所以这个计划堪堪是完美的,结果现在在沧澜城的苍玥国皇帝宇文千秋气的半死,那个愚蠢的皇弟,竟然被人设计了,拿出几千两的东西,只不过换回了一千斤的粮食。
气的宇文千秋将自己最喜欢的一套青花瓷的茶具都给砸了,在屋子里面思索半天,最后匆匆的回了苍玥国的皇宫,这就将近一天的时间,到了宫里和太后商议一番。
最后太后威严的道:“皇儿,林儿这孩子还是要救的,不管是什么原因,你不能冷了林儿的心,将来我们的边疆还得靠他呢,别人咱们也不放心,那几个不死心的虽然现在距离远,保不齐什么时候就不安分了,我们如今国库空虚,粮食欠收的确是禁不起折腾的,看来这次我们要破财了,但是皇儿你放心,将来这些咱们都算到费家的头上,这群不长脑子的蠢货,真真是扶不上墙的阿斗,真是气死哀家也!”
宇文千秋想法得到了母亲的认可,所以这会子就赶快去办了,准备了百万的银子,否则将来这个从小长大的皇帝起了异心,可不是他能承受的。

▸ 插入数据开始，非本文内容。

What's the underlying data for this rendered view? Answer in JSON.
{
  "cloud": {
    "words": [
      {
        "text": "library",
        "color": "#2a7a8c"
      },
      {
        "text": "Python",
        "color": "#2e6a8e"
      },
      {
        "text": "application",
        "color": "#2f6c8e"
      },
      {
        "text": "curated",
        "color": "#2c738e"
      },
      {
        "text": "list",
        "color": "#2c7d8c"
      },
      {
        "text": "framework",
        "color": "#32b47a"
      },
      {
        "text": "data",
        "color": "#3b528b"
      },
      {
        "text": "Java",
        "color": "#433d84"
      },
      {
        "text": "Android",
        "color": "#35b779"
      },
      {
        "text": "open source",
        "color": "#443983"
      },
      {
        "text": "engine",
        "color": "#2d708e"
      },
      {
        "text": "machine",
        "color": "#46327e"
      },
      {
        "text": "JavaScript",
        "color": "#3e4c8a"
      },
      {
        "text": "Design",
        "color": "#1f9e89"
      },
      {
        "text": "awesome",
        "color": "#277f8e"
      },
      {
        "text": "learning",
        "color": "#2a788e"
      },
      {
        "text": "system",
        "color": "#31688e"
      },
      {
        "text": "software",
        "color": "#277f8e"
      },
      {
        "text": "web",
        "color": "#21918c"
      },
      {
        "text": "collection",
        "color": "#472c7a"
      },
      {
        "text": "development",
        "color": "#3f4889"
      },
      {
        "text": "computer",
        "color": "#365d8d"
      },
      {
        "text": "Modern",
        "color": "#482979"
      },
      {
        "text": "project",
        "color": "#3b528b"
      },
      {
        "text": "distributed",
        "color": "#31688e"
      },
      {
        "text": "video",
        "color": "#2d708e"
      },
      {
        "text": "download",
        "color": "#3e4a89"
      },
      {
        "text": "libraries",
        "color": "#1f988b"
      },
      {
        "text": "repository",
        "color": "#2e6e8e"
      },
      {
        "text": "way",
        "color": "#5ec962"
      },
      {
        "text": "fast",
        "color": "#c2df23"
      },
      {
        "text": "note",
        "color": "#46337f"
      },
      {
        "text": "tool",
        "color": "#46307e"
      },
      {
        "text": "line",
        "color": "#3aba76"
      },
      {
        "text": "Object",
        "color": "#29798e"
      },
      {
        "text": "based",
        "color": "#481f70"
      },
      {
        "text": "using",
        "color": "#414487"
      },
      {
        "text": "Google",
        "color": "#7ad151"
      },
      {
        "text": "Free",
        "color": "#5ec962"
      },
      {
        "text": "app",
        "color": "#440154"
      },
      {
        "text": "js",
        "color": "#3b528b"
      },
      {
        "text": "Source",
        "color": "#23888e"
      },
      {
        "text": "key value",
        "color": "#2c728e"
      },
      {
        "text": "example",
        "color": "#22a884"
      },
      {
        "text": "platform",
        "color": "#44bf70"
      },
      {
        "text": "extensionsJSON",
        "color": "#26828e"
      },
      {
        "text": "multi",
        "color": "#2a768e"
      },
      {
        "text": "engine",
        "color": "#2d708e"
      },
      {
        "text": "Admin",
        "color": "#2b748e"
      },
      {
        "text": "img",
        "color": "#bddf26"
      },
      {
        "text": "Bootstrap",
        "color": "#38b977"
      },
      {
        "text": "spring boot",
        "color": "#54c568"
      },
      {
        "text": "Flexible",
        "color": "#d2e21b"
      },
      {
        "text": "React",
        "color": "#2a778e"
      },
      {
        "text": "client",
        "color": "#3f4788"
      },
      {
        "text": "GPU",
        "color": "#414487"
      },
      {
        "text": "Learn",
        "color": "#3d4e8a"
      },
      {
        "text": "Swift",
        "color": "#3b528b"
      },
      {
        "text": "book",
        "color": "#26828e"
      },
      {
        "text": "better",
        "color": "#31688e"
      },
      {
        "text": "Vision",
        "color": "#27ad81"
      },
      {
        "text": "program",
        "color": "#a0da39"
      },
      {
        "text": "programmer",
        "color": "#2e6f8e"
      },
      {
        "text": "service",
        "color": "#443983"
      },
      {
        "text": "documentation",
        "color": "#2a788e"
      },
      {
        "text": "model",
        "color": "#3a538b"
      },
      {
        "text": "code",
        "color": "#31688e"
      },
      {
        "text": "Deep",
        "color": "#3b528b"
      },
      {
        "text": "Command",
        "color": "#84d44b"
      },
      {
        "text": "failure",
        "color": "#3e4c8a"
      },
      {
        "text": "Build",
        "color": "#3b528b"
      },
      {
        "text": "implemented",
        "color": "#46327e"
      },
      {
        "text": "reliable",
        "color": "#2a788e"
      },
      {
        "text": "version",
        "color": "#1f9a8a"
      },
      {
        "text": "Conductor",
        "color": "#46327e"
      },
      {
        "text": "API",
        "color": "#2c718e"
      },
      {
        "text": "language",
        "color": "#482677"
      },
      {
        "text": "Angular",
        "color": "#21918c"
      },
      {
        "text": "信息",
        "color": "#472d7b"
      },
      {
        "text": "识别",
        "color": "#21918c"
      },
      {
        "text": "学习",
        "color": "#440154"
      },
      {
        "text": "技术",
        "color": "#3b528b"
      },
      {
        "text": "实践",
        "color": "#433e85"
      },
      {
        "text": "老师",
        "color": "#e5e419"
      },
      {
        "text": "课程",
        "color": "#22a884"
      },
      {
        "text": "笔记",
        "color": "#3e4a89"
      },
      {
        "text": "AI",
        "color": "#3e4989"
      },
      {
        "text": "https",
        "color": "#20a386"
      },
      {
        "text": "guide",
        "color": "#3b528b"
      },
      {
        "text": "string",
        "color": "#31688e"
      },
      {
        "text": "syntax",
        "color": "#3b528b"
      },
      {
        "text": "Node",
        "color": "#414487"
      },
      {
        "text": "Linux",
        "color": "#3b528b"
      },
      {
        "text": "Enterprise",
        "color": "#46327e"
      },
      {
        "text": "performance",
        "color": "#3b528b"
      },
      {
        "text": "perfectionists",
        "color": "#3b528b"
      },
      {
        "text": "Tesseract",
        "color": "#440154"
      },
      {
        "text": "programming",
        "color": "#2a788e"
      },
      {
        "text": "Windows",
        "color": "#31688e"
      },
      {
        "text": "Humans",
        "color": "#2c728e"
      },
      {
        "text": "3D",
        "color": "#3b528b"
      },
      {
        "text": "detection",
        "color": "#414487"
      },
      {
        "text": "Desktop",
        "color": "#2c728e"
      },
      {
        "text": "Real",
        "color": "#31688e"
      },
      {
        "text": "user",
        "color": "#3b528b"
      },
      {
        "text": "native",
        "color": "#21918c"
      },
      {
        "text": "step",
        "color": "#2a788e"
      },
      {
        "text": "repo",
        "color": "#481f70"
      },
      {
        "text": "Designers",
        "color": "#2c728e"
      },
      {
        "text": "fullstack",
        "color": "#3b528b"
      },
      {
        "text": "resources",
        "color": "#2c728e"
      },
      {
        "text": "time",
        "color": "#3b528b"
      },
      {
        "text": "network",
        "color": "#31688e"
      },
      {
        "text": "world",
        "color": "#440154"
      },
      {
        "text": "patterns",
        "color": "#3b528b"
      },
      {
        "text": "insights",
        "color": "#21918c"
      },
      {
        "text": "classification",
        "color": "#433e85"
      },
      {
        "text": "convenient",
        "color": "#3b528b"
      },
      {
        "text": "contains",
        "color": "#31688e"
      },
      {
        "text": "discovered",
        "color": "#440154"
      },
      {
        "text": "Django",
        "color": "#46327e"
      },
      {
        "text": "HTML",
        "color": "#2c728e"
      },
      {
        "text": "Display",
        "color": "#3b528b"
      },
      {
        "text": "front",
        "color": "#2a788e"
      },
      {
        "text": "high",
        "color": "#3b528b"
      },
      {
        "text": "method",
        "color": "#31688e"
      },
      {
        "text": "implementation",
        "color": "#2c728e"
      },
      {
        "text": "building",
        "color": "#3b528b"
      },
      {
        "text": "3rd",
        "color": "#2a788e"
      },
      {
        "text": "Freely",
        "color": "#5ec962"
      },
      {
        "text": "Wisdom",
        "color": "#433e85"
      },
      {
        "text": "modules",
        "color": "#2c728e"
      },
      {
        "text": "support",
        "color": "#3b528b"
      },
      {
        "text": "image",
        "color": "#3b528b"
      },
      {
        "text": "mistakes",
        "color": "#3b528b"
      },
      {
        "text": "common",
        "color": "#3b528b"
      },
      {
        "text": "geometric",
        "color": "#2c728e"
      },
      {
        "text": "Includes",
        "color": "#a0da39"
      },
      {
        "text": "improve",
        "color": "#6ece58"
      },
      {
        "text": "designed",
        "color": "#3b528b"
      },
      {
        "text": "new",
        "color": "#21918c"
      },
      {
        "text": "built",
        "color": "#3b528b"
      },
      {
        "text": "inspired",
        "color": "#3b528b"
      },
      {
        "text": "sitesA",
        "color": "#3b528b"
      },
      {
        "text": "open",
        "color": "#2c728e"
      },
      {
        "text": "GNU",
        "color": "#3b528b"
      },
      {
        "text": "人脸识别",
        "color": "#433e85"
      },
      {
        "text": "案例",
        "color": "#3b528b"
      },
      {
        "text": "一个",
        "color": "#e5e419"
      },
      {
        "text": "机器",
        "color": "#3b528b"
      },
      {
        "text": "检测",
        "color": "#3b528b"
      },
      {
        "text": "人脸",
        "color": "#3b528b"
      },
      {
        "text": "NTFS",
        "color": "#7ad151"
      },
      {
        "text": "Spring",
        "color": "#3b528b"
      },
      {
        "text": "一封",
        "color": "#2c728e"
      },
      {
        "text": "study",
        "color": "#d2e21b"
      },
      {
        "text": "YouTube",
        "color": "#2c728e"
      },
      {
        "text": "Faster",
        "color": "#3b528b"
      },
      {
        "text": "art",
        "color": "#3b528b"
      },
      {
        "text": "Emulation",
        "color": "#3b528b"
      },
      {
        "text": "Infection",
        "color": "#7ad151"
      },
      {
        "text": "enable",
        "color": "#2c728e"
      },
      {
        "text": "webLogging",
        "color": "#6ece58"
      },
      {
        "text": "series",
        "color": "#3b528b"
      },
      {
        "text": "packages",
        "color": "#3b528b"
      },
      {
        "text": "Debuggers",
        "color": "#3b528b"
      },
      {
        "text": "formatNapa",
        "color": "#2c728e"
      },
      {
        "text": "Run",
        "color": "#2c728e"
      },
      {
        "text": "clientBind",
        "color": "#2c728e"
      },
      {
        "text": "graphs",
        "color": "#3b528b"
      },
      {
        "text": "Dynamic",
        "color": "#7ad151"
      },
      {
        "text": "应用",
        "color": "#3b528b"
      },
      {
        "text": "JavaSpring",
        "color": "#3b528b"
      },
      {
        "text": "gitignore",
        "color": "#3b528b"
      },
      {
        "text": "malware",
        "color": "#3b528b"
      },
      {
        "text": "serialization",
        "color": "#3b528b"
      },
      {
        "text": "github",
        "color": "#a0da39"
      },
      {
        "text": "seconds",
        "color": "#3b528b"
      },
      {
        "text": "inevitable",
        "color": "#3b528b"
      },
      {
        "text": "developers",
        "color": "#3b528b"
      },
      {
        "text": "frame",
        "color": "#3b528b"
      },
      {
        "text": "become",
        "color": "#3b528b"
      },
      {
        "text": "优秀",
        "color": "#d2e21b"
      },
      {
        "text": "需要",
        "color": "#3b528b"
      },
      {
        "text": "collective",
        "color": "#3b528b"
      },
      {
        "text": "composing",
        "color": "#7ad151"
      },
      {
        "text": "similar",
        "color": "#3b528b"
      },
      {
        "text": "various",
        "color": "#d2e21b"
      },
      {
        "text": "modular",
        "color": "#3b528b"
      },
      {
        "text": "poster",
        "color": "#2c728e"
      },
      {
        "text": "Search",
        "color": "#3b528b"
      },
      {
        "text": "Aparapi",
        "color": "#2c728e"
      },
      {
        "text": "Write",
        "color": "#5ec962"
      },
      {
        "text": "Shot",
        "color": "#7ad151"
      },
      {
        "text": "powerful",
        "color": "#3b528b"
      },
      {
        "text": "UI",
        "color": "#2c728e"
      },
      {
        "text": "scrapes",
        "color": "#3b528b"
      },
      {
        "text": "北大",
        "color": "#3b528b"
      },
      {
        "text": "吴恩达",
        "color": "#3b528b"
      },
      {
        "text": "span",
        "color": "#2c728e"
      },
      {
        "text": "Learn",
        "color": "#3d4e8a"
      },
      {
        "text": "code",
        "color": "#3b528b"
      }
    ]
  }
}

但是想着这些银子的来源,一大部分是从天阳国而来,天阳国的户部有他的探子,费尽心思的弄了这些银子,还有早几年平元王府的元锝甸给的,这里面还有八城孝敬的一部分。
后宫的那个兰妃也是她派过去的,结果这么没用,现在成了八城的粉红院的头牌,好在那个贱人物尽其用,还得了不少的金银珠宝银子,可惜最后大部分都没有带出来,只带出来五十万两银票。
想到这些都是自己的私产,苍玥国皇帝宇文千秋恨不得拆了和平城,苍玥国的家底多薄只有他和母亲知道,蔺王爷知道一些,还不是被那些不成器的兄弟们折腾的,结果休养生息了好几年,效果不佳。

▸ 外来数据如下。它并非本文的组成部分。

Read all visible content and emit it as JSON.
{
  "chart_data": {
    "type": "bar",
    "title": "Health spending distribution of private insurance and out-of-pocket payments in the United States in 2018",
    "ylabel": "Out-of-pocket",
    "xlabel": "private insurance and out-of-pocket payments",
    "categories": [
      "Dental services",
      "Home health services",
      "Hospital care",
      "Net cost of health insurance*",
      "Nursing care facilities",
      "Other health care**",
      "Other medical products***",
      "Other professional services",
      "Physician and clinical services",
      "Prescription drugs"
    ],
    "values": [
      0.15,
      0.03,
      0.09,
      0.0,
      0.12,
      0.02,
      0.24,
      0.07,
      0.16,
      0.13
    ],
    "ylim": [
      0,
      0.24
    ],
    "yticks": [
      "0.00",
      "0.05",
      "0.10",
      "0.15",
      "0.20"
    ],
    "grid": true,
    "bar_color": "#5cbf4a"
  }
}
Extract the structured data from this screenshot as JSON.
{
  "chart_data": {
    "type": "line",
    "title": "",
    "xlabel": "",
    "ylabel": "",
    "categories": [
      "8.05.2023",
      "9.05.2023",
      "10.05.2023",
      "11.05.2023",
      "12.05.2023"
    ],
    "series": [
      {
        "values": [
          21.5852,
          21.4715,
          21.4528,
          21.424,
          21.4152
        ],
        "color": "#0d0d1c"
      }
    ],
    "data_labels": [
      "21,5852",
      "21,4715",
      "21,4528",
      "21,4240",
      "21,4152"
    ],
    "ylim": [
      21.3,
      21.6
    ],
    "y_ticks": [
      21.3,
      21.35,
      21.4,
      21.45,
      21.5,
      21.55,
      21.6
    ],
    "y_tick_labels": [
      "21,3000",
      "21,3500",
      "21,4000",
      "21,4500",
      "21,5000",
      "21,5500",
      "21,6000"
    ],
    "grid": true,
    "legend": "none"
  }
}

尤其是最近几年粮食欠收,又有了局势不稳的情况,所以现在是最艰难的时候,还要花了这些自己掏心掏肺布局而得来的银子,怎么想宇文千秋的脸色都有些难看的扭曲。
最后暗叹一下还是匆匆的走了,不知道这次能不能将皇弟给弄出来。
话说十七城的城主大堂里面,看热闹的人群还没有散去,外面就传来了击鼓的声音,大家一看竟然是容颜憔悴的城主夫人沈氏。
沈氏带着钟无忧和钟忘忧在门口击鼓,伊宁眉目皎洁笑容满满,元宇熙知道这是宁儿又出了坏主意了,再看看在场傻乎乎的是七城主钟远山,这样的人不适合做城主,今个这事情必须要有个了断。
所以元宇熙道:“金风去看看击鼓何人?为何事击鼓?”
金风躬身道:“是夫主大人!”
对于夫主大人这个称呼元宇熙一直很满意。
所以这会子看着脸色要好看很多,堂外的百姓们感觉和平城主和夫主大人很恩爱,处理事情也是雷厉风行,否则这次十七城费家的行为,不知道要给十七城的百姓带来多少的灾难。

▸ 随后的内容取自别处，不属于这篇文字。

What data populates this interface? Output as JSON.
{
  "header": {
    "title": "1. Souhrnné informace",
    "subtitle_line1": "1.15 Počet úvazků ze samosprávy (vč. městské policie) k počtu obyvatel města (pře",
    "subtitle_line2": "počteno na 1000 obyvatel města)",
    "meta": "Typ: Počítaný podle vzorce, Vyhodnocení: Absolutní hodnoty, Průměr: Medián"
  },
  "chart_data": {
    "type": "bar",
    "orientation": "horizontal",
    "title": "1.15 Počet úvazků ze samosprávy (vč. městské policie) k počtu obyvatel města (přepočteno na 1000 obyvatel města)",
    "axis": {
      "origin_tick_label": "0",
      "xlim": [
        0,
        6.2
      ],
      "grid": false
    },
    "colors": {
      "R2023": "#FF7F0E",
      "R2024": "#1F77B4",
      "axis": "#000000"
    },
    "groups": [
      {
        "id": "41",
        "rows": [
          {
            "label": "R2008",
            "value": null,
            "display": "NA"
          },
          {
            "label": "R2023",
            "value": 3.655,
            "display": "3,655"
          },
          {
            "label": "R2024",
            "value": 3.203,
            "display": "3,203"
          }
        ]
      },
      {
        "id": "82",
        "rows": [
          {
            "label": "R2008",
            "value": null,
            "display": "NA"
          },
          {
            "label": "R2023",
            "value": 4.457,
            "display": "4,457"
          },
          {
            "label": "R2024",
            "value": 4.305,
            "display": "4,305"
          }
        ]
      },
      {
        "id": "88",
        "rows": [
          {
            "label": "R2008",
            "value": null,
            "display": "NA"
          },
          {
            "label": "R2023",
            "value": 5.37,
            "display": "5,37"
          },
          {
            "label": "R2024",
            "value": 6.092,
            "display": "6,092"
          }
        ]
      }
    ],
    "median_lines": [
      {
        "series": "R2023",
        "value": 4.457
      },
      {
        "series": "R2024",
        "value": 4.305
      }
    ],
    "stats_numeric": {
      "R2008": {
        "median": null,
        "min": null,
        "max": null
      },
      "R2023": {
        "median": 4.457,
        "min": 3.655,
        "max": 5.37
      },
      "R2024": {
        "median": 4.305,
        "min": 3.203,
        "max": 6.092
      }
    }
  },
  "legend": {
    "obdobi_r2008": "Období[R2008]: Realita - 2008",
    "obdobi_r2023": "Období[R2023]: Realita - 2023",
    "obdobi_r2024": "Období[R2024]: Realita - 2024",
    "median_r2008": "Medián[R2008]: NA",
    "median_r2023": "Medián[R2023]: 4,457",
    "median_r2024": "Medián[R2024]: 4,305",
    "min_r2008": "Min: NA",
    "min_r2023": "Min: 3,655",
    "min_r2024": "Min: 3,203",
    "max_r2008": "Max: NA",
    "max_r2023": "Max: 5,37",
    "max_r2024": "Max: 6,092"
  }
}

故此这会子看费家的脸色就十分不好,有些大婶子们还呸呸呸的不愿意和费家的女眷站在一起,让一向高傲如天的费家差点在堂上就吵了起来,最后还是伊宁一记惊堂木给拍的老实了。
金风很快回来道:“回禀两位主子,在堂外击鼓之人是十七城城主夫人沈氏,沈氏今个带着一对嫡出的子女,自行申请和离,这是状子。”
堂内堂外一片哗然,最为激动者自然是是七城主钟远山,一开始是没反应过来,反应过来之后习惯性的看了费姨娘一眼,这会子费姨娘也不可置信的看着钟远山。
钟远山这才明白,这是真的,沈氏这个贱人竟然将这件事情闹到大堂之上,今个这里里外外的这么多人,简直就是往死里打自己的脸面,堪称是史上最难堪的时日。
钟远山急忙躬身道:“和平城主这是小城的家事,是贱内不懂事,请城主不要和一个病了时间长,脑子不清楚的妇人计较,来人请夫人回去。”
可惜了今个里三层外三层的聚集了那么多的百姓,还有不少都是和平军,哪个让他钟远山来指挥了?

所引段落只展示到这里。